Tech IPOs see big drop in Q3, but there is hope for Q4

Steven Loeb · October 2, 2017 · Short URL:

Companies may have been scared off by Snap and Blue Apron underperforming

Correction: this article had incorrectly stated how much MongoDB is raising in its IPO

At first, 2017 seemed like it was going to be even better than 2016, with some very well known startups, including Cloudera, Mulesoft, Okta, and Yext going public. Recall the second half of last year looked like a turnaround after 2015 - which was considered the worst year for IPOs since 2009.

However things slowed down considerably in Q3, according to data from Renaissance Capital.

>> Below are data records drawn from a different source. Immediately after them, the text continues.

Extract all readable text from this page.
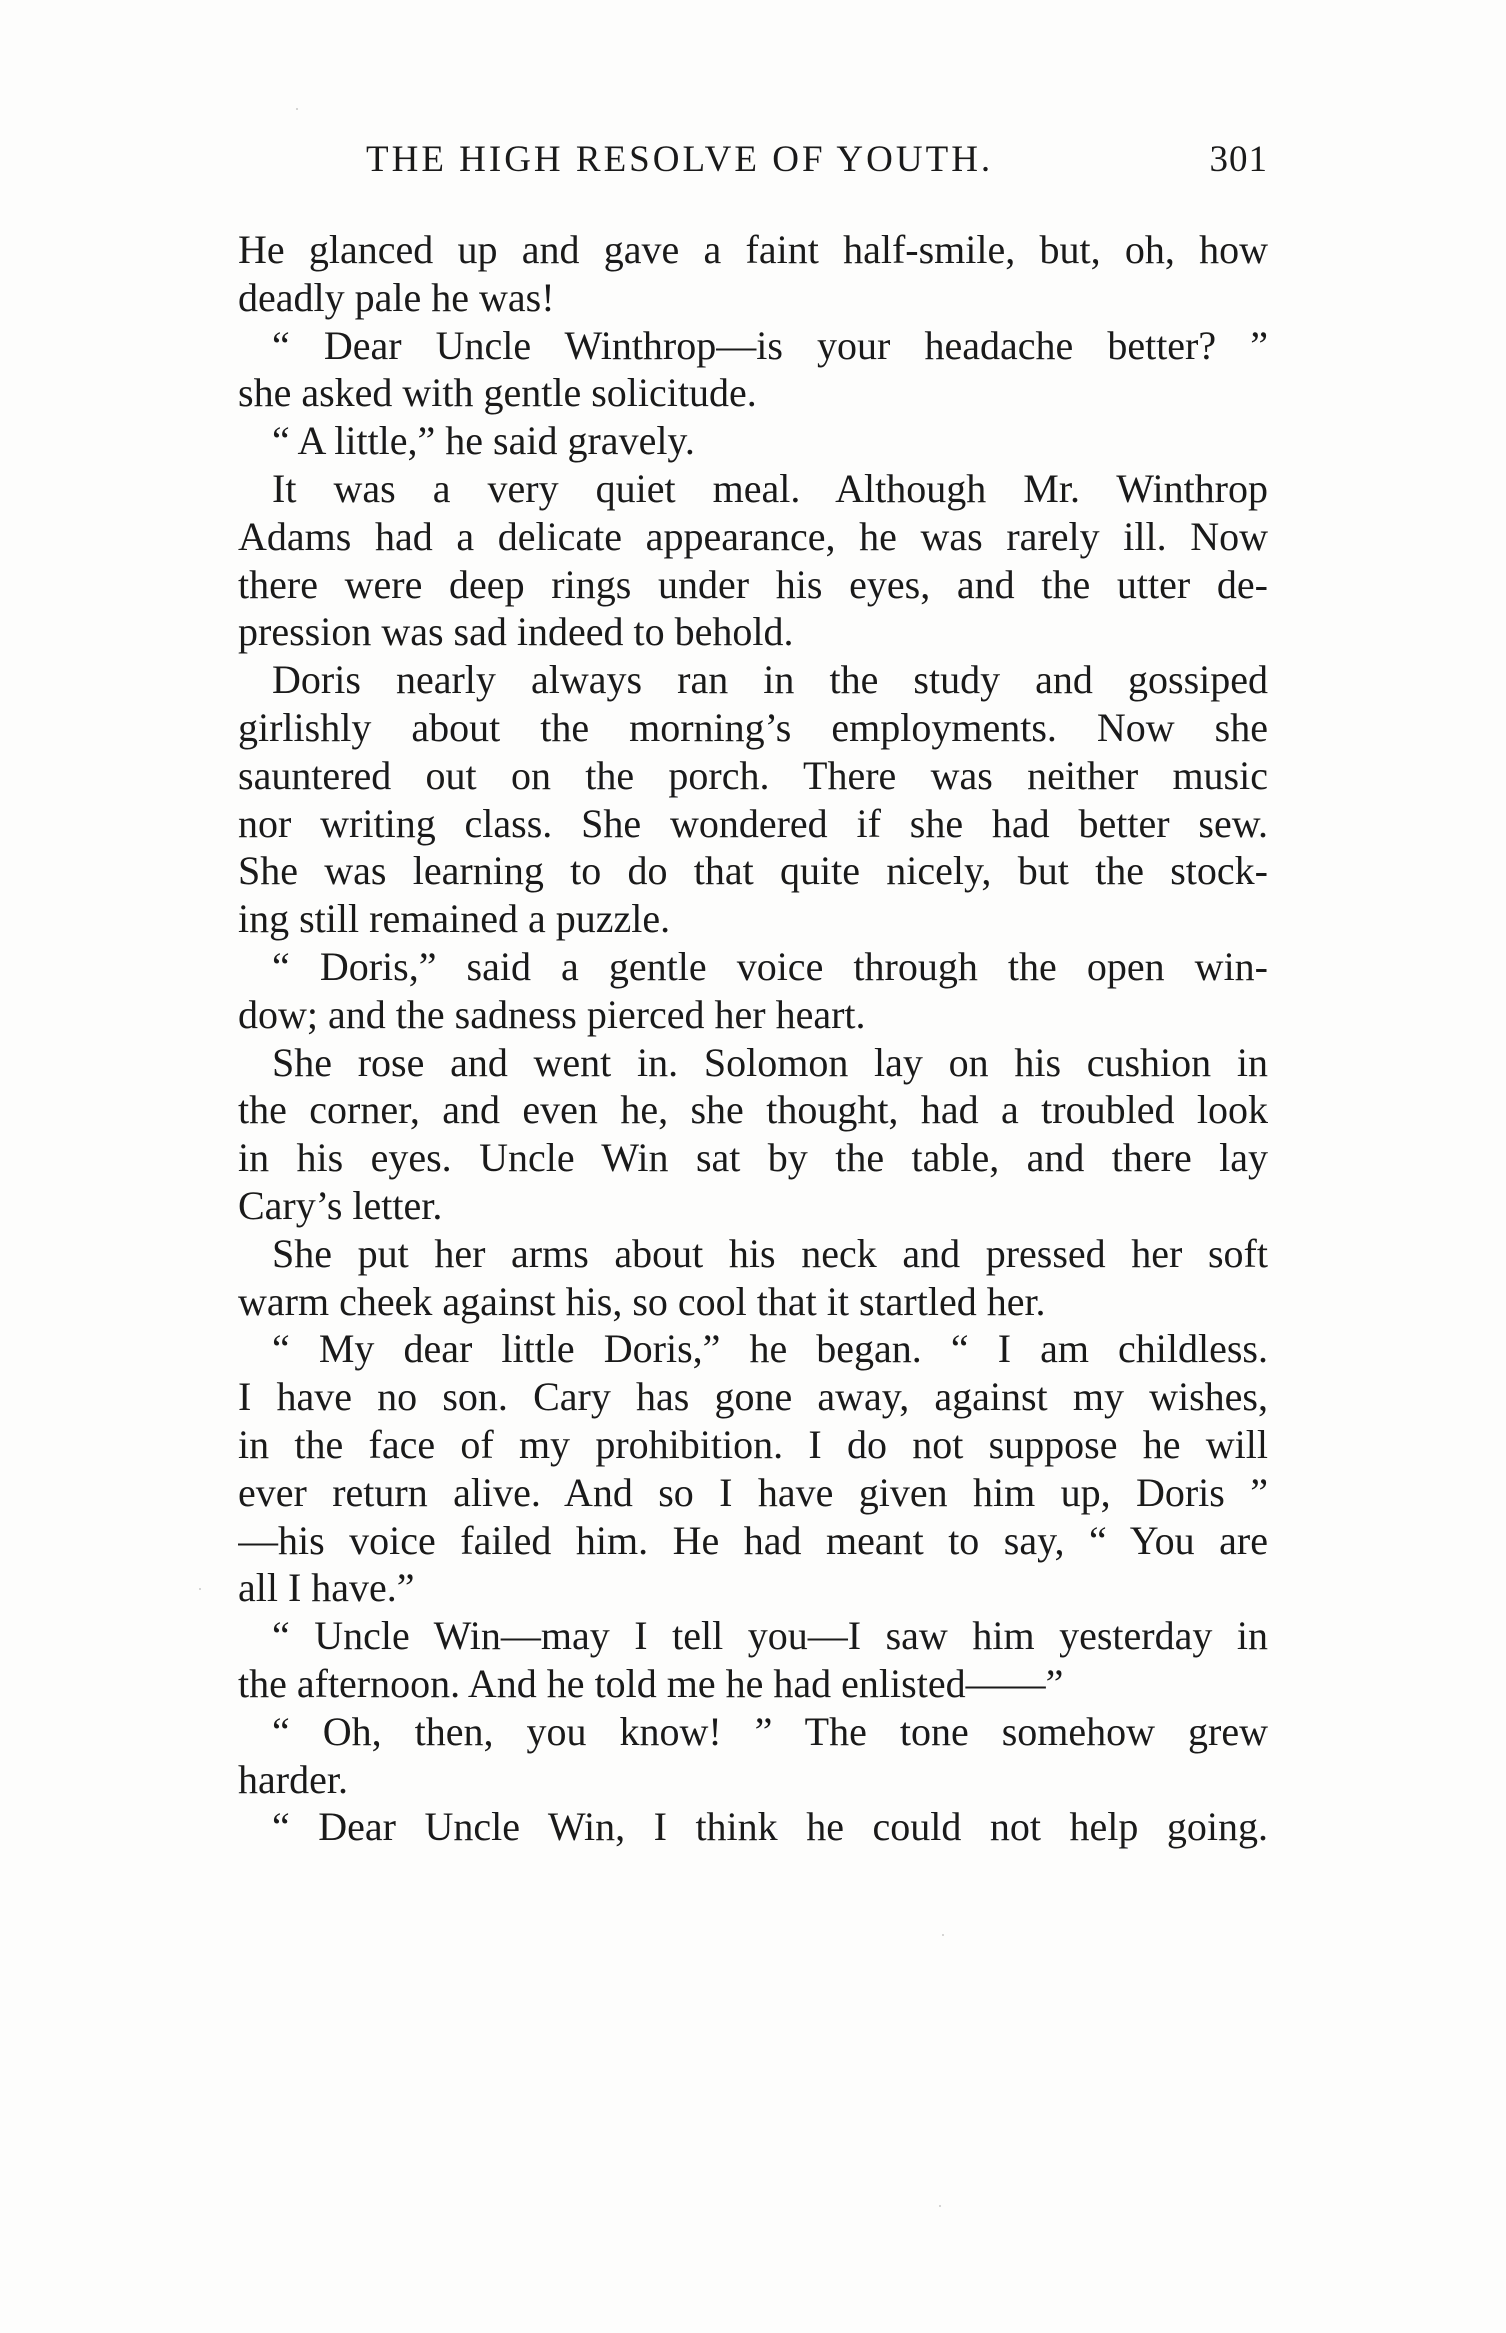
THE HIGH RESOLVE OF YOUTH.	301
He glanced up and gave a faint half-smile, but, oh, how
deadly pale he was!
“ Dear Uncle Winthrop—is your headache better? ”
she asked with gentle solicitude.
“ A little,” he said gravely.
It was a very quiet meal. Although Mr. Winthrop
Adams had a delicate appearance, he was rarely ill. Now
there were deep rings under his eyes, and the utter de-
pression was sad indeed to behold.
Doris nearly always ran in the study and gossiped
girlishly about the morning’s employments. Now she
sauntered out on the porch. There was neither music
nor writing class. She wondered if she had better sew.
She was learning to do that quite nicely, but the stock-
ing still remained a puzzle.
“ Doris,” said a gentle voice through the open win-
dow; and the sadness pierced her heart.
She rose and went in. Solomon lay on his cushion in
the corner, and even he, she thought, had a troubled look
in his eyes. Uncle Win sat by the table, and there lay
Cary’s letter.
She put her arms about his neck and pressed her soft
warm cheek against his, so cool that it startled her.
“ My dear little Doris,” he began. “ I am childless.
I have no son. Cary has gone away, against my wishes,
in the face of my prohibition. I do not suppose he will
ever return alive. And so I have given him up, Doris ”
—his voice failed him. He had meant to say, “ You are
all I have.”
“ Uncle Win—may I tell you—I saw him yesterday in
the afternoon. And he told me he had enlisted——”
“ Oh, then, you know! ” The tone somehow grew
harder.
“ Dear Uncle Win, I think he could not help going.
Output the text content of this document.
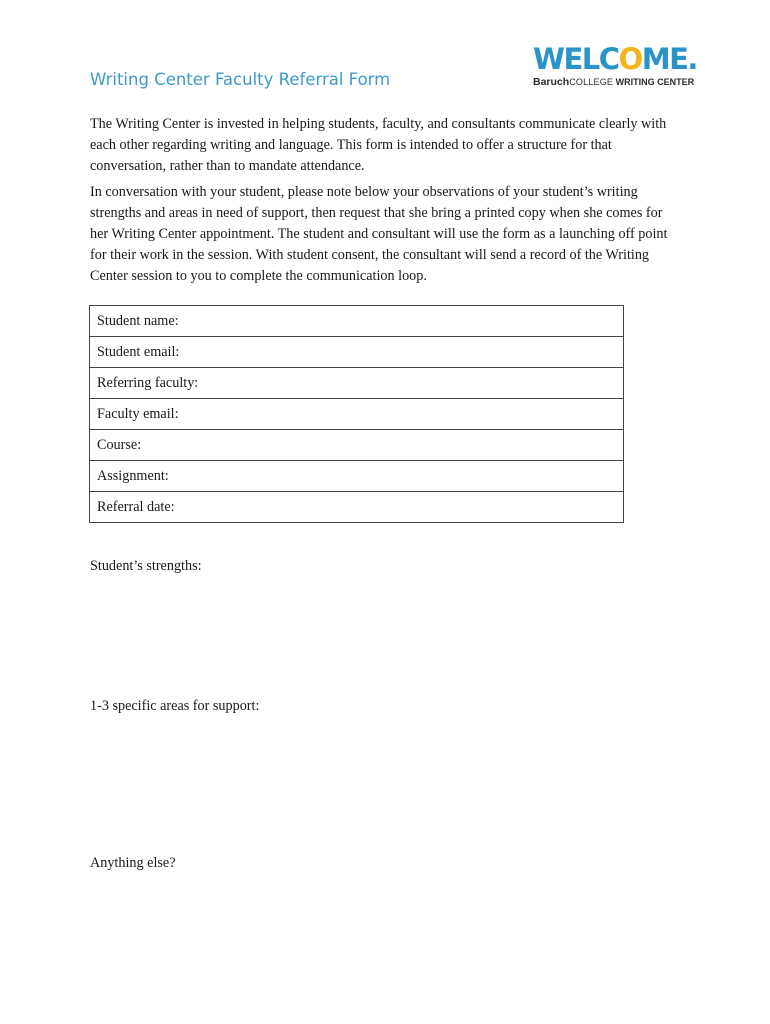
WELCOME.
BaruchCOLLEGE WRITING CENTER
Writing Center Faculty Referral Form

The Writing Center is invested in helping students, faculty, and consultants communicate clearly with each other regarding writing and language. This form is intended to offer a structure for that conversation, rather than to mandate attendance.

In conversation with your student, please note below your observations of your student’s writing strengths and areas in need of support, then request that she bring a printed copy when she comes for her Writing Center appointment. The student and consultant will use the form as a launching off point for their work in the session. With student consent, the consultant will send a record of the Writing Center session to you to complete the communication loop.

Student name:
Student email:
Referring faculty:
Faculty email:
Course:
Assignment:
Referral date:

Student’s strengths:

1-3 specific areas for support:

Anything else?
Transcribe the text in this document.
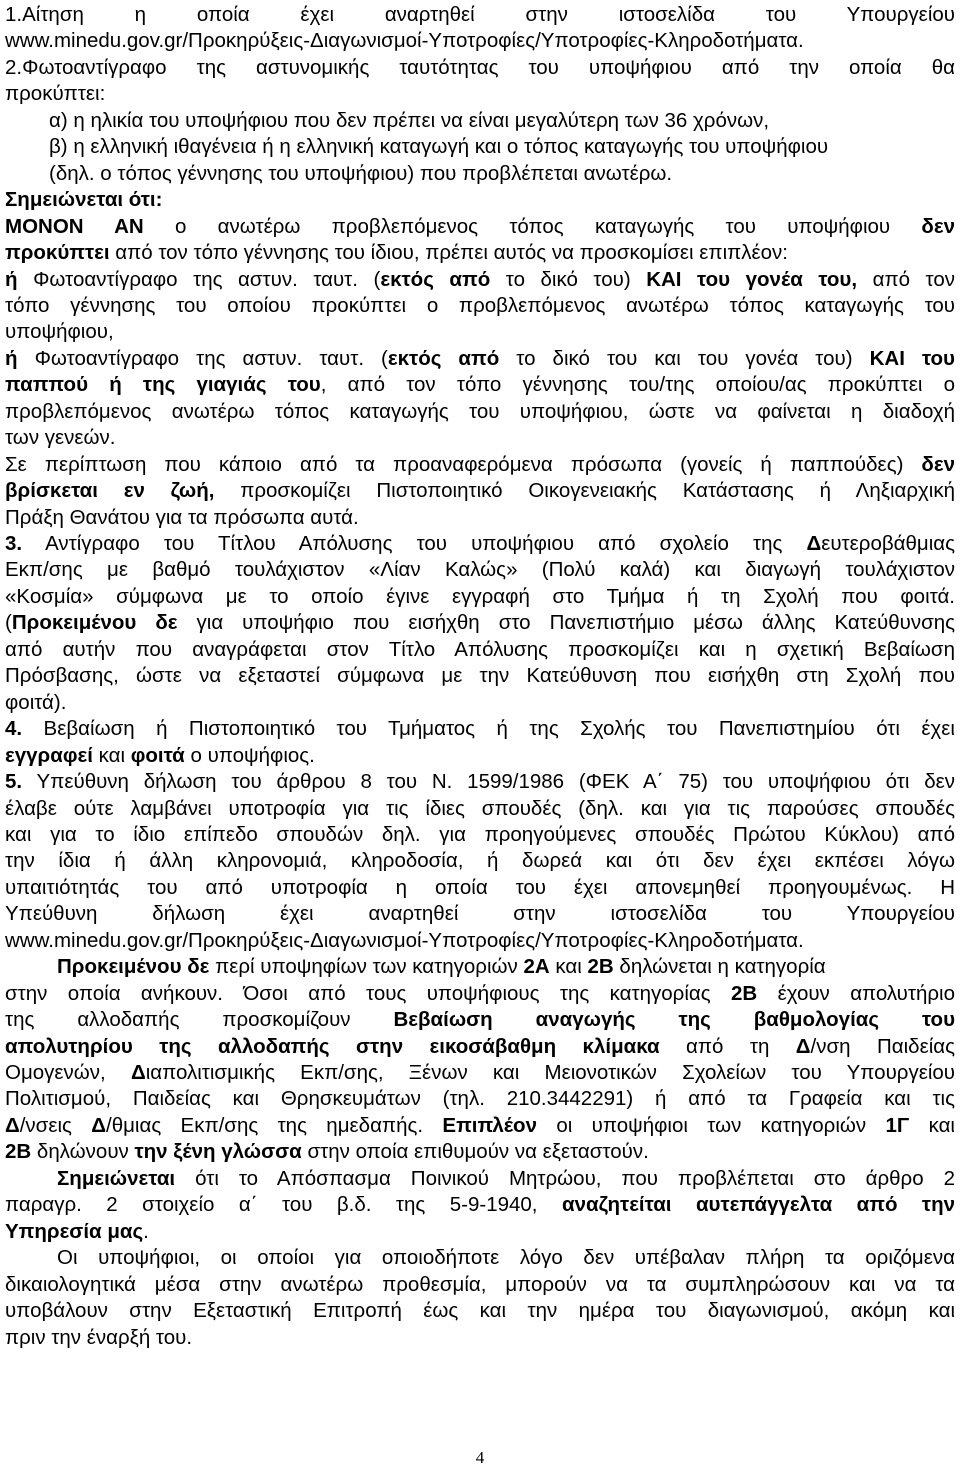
1.Αίτηση η οποία έχει αναρτηθεί στην ιστοσελίδα του Υπουργείου
www.minedu.gov.gr/Προκηρύξεις-Διαγωνισμοί-Υποτροφίες/Υποτροφίες-Κληροδοτήματα.
2.Φωτοαντίγραφο της αστυνομικής ταυτότητας του υποψήφιου από την οποία θα
προκύπτει:
α) η ηλικία του υποψήφιου που δεν πρέπει να είναι μεγαλύτερη των 36 χρόνων,
β) η ελληνική ιθαγένεια ή η ελληνική καταγωγή και ο τόπος καταγωγής του υποψήφιου
(δηλ. ο τόπος γέννησης του υποψήφιου) που προβλέπεται ανωτέρω.
Σημειώνεται ότι:
ΜΟΝΟΝ ΑΝ ο ανωτέρω προβλεπόμενος τόπος καταγωγής του υποψήφιου δεν
προκύπτει από τον τόπο γέννησης του ίδιου, πρέπει αυτός να προσκομίσει επιπλέον:
ή Φωτοαντίγραφο της αστυν. ταυτ. (εκτός από το δικό του) ΚΑΙ του γονέα του, από τον
τόπο γέννησης του οποίου προκύπτει ο προβλεπόμενος ανωτέρω τόπος καταγωγής του
υποψήφιου,
ή Φωτοαντίγραφο της αστυν. ταυτ. (εκτός από το δικό του και του γονέα του) ΚΑΙ του
παππού ή της γιαγιάς του, από τον τόπο γέννησης του/της οποίου/ας προκύπτει ο
προβλεπόμενος ανωτέρω τόπος καταγωγής του υποψήφιου, ώστε να φαίνεται η διαδοχή
των γενεών.
Σε περίπτωση που κάποιο από τα προαναφερόμενα πρόσωπα (γονείς ή παππούδες) δεν
βρίσκεται εν ζωή, προσκομίζει Πιστοποιητικό Οικογενειακής Κατάστασης ή Ληξιαρχική
Πράξη Θανάτου για τα πρόσωπα αυτά.
3. Αντίγραφο του Τίτλου Απόλυσης του υποψήφιου από σχολείο της Δευτεροβάθμιας
Εκπ/σης με βαθμό τουλάχιστον «Λίαν Καλώς» (Πολύ καλά) και διαγωγή τουλάχιστον
«Κοσμία» σύμφωνα με το οποίο έγινε εγγραφή στο Τμήμα ή τη Σχολή που φοιτά.
(Προκειμένου δε για υποψήφιο που εισήχθη στο Πανεπιστήμιο μέσω άλλης Κατεύθυνσης
από αυτήν που αναγράφεται στον Τίτλο Απόλυσης προσκομίζει και η σχετική Βεβαίωση
Πρόσβασης, ώστε να εξεταστεί σύμφωνα με την Κατεύθυνση που εισήχθη στη Σχολή που
φοιτά).
4. Βεβαίωση ή Πιστοποιητικό του Τμήματος ή της Σχολής του Πανεπιστημίου ότι έχει
εγγραφεί και φοιτά ο υποψήφιος.
5. Υπεύθυνη δήλωση του άρθρου 8 του Ν. 1599/1986 (ΦΕΚ Α΄ 75) του υποψήφιου ότι δεν
έλαβε ούτε λαμβάνει υποτροφία για τις ίδιες σπουδές (δηλ. και για τις παρούσες σπουδές
και για το ίδιο επίπεδο σπουδών δηλ. για προηγούμενες σπουδές Πρώτου Κύκλου) από
την ίδια ή άλλη κληρονομιά, κληροδοσία, ή δωρεά και ότι δεν έχει εκπέσει λόγω
υπαιτιότητάς του από υποτροφία η οποία του έχει απονεμηθεί προηγουμένως. Η
Υπεύθυνη δήλωση έχει αναρτηθεί στην ιστοσελίδα του Υπουργείου
www.minedu.gov.gr/Προκηρύξεις-Διαγωνισμοί-Υποτροφίες/Υποτροφίες-Κληροδοτήματα.
Προκειμένου δε περί υποψηφίων των κατηγοριών 2Α και 2Β δηλώνεται η κατηγορία
στην οποία ανήκουν. Όσοι από τους υποψήφιους της κατηγορίας 2Β έχουν απολυτήριο
της αλλοδαπής προσκομίζουν Βεβαίωση αναγωγής της βαθμολογίας του
απολυτηρίου της αλλοδαπής στην εικοσάβαθμη κλίμακα από τη Δ/νση Παιδείας
Ομογενών, Διαπολιτισμικής Εκπ/σης, Ξένων και Μειονοτικών Σχολείων του Υπουργείου
Πολιτισμού, Παιδείας και Θρησκευμάτων (τηλ. 210.3442291) ή από τα Γραφεία και τις
Δ/νσεις Δ/θμιας Εκπ/σης της ημεδαπής. Επιπλέον οι υποψήφιοι των κατηγοριών 1Γ και
2Β δηλώνουν την ξένη γλώσσα στην οποία επιθυμούν να εξεταστούν.
Σημειώνεται ότι το Απόσπασμα Ποινικού Μητρώου, που προβλέπεται στο άρθρο 2
παραγρ. 2 στοιχείο α΄ του β.δ. της 5-9-1940, αναζητείται αυτεπάγγελτα από την
Υπηρεσία μας.
Οι υποψήφιοι, οι οποίοι για οποιοδήποτε λόγο δεν υπέβαλαν πλήρη τα οριζόμενα
δικαιολογητικά μέσα στην ανωτέρω προθεσμία, μπορούν να τα συμπληρώσουν και να τα
υποβάλουν στην Εξεταστική Επιτροπή έως και την ημέρα του διαγωνισμού, ακόμη και
πριν την έναρξή του.
4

That slowdown is likely thanks to two big name, under-performing tech stocks: Blue Apron and Snap.

The IPO market was down overall in Q3, with the number of companies choosing to go public dropping from 52 to 29, or a 44 percent slowdown. The amount raised went from $10.6 billion to $4.2 billion, a drop of 60 percent. That is the smallest amount raised in any quarter since the first quarter of 2016.

It should be noted, though, that there have already been more IPOs in 2017 than in all of 2016, so no matter what 2017 will see an improved market. 

Falling tech stocks

For tech stocks, the tumble was even worse, with just three IPOs in the entire quarter, down from 12 in Q2, a 75 percent drop. The amount raised went from $1.5 billion to $300 million, a drop of 80 percent. Meanwhile, health care saw the number of IPOs stay the same, while seeing its amount raised grow from $1 billion to $1.2 billion. 

So why were tech stocks hit so hard? Renaissance Capital points the finger at Snap and Blue Apron, both highly anticipated stocks that have stalled. 

Snap debuted in March, priced at $17 a share. The company was hit hard in its subsequent two earnings reports: in the first it saw losses of over $2 billion, with soft user growth, sending its stock down 24 percent; in the second it came up short on revenue and earnings, with $181.7 million on a loss of 16 cents EPS, versus the expected $186.2 million on a loss of 14 cents EPS. That sent the stock down 16.7 percent.

Snap is currently trading a $14.89 a share, down over 12 percent from its IPO price. 

Blue Apron went public in June at $10 a share. In Q2 it beat on revenue, with $238.1 million, versus the expected $235.8 million, but missed badly on EPS, with a loss of 47 cents per share versus an expected a loss of 30 cents per share. That drove the stock down 15 percent.

The company is currently trading at $5.43, down 46 percent from its IPO price. 

For the sake of comparison, Facebook's stock has risen 25 percent since March, from $136.47 a share to $169.47, while Amazon has gone up 12 percent, from $853.05 to $959.19 a share,and Alphabet has seen its stock price go up 12 percent from $858 to $967.47 a share.

Nasdaq's current price is 6,507.65, up 10 percent from 5,904.03 at the beginning of March.

What will Q4 look like?

With those two companies struggling, you might assume that the tech IPO market would stay dormant in Q4 as well, but Renaissance Capital sees two hopeful signs for the future.

First is the IPO of Roku in September, which was the third best performing IPO of the quarter, seeing its stock rise 67.9 percent on its first day and an 89.6 percent return from its IPO.

It's now trading at $23.56, up 68 percent from its IPO price of $14 per share.

The other sign are in the form of technology companies that have already filed to go public. There are already 11 that have done so including Sea, Switch, MongoDB and CarGurus. Renassiance Capital seems to be especially interested in the MongoDB IPO, in which the company is looking to raise $100 million.

Switch is planning to raise $469, which would make it the largest tech IPO since Snap, while Sea plans to raise $1 billion. 

"Poor trading from 1H17 IPOs Blue Apron (-46% from IPO) and Snap (-14%) may have soured investors on new highly-valued tech stocks, but Roku's well-received offering and MongoDB's initial filing indicate that VC activity could soon pick up," it says in the report.